Mark Zandi at Moody’s Analytics said inventories may remain tight for a year or two because prices need to rise another 5 or 10 percent before enough sellers can cover mortgage and transaction costs.
Tim Ellis at Redfin said much of the drop-off in listings is tied to fewer foreclosure deals and short sales. Redfin said a third of homeowners say their biggest concern about selling now is that they will miss out on future price gains, their top worry.

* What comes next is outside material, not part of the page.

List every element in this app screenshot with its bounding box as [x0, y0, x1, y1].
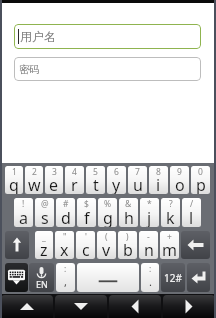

Redfin said new listings in 21 of the largest US cities fell 21 percent in January from a year earlier: declines of over 35 percent in the San FranciscoBay area, Las Vegas and Atlanta.
At the end of 2012, 28 percent of US home listings were under contract within 14 days: Silicon Valley and Los Angeles areas exceeded 40 percent, Washington, Seattle and Denver exceeded 30 percent.
Jed Kolko at Trulia said the logjam will continue into the spring as the appetite for real estate increases: inventories start growing in February and peak in July.
Brad Hunter at Metrostudy said builders can’t increase production fast enough because of labor shortages and rising competition for lots in the best locations
Daren Blomquist at RealtyTrac said distressed listings may increase in 2013 because foreclosure filings began picking up in 2012, especially in states that require court approval for repossessions – it takes 600 days, on average, from the time a property enters the foreclosure process until a bank sells it.
Private-equity firms began purchasing thousands of foreclosed homes in 2012. Thomas Lawler said the incredible emergence of big money is a significant reason for less supply.